Toutefois, il reste intéressant de noter que, malgré la poussée des mouvements démocratiques et citoyens dans le monde, plus souvent confinés à l’internet et au cyberespace, c’est bien la rue qui reste encore le lieu de l’affrontement politique réel. Ainsi, Kasparov a-t-il démontré sa subtile analyse qui sut provoquer à la faute, un des présidents en perte de démocratie qui gouvernent depuis les Etats-Unis jusqu’en Russie. Souvenons-nous qu’à Washington, le Congrès des démocrates fait le siège de Bush, selon une légitimité accordée par la rue qui exige la destitution du président. Mieux encore : le reste du monde est le lieu d’une confrontation des forces démocratiques renaissantes contre des potentats qui sont déjà au pouvoir depuis deux mandats présidentiels, qu’ils ont corrompus tout pour s’y maintenir, en ignorant toute résistance citoyenne.

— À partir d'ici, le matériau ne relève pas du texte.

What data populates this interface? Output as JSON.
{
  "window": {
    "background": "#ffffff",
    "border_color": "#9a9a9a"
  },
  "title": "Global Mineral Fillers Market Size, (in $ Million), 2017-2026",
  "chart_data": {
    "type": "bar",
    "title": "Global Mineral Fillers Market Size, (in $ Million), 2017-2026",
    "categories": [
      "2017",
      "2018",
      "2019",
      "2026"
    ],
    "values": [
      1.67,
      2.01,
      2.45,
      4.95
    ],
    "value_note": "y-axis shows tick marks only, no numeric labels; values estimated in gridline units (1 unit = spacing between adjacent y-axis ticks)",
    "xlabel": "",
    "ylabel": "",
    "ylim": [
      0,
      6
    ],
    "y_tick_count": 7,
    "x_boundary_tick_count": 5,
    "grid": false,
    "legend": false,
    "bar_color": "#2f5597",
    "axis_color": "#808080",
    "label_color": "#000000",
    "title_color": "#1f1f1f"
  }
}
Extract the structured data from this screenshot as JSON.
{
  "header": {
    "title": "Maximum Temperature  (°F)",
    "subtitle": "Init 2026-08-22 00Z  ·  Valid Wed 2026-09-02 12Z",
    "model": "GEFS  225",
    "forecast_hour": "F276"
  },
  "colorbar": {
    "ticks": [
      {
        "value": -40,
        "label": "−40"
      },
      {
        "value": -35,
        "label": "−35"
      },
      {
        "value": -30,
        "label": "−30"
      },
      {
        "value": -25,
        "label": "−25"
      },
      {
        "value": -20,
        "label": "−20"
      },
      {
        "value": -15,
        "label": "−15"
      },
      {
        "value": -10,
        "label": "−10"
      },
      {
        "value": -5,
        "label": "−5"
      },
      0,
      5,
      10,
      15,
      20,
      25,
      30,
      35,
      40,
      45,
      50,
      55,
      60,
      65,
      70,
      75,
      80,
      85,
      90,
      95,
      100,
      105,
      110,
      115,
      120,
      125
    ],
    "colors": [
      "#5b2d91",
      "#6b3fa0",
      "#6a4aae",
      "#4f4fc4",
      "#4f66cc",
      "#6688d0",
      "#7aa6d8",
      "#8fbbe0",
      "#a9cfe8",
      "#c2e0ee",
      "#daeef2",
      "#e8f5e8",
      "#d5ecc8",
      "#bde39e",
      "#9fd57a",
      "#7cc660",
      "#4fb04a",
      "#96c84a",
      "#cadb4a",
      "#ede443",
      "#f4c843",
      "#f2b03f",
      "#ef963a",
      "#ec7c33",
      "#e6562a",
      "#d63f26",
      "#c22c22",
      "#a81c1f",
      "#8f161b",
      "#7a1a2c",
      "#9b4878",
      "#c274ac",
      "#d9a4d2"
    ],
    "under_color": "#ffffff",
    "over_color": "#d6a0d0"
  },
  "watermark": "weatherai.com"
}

Finalement, c’est une troisième partie d’échec qui commence. Puisque nous sommes à la fin des seconds mandats présidentiels de Bush et de Poutine, et donc vers un troisième règne que Poutine voudrait bien engager. Quand, le téméraire Kasparov, lui, conteste le droit même de jouer cette partie. Aussi, Bush et Poutine, les deux tsars des superpuissances qui n’en finissent pas de décongeler la guerre froide, vont-ils certainement tomber sur un coup d’échiquier citoyen. Dans une Russie largement favorable à Poutine comme l’Amérique était fanatisée par Bush, Kasparov pourrait déjà annoncer ’"échec au tsar", à ce stade de la partie. Puisqu’un ancien conseiller économique du Kremlin, Andrei Illarionov vient de déclarer à la presse que la trop forte présence policière a clairement manifesté la peur paranoïaque et irrationnelle qui paraît lézarder tout le long le Kremlin.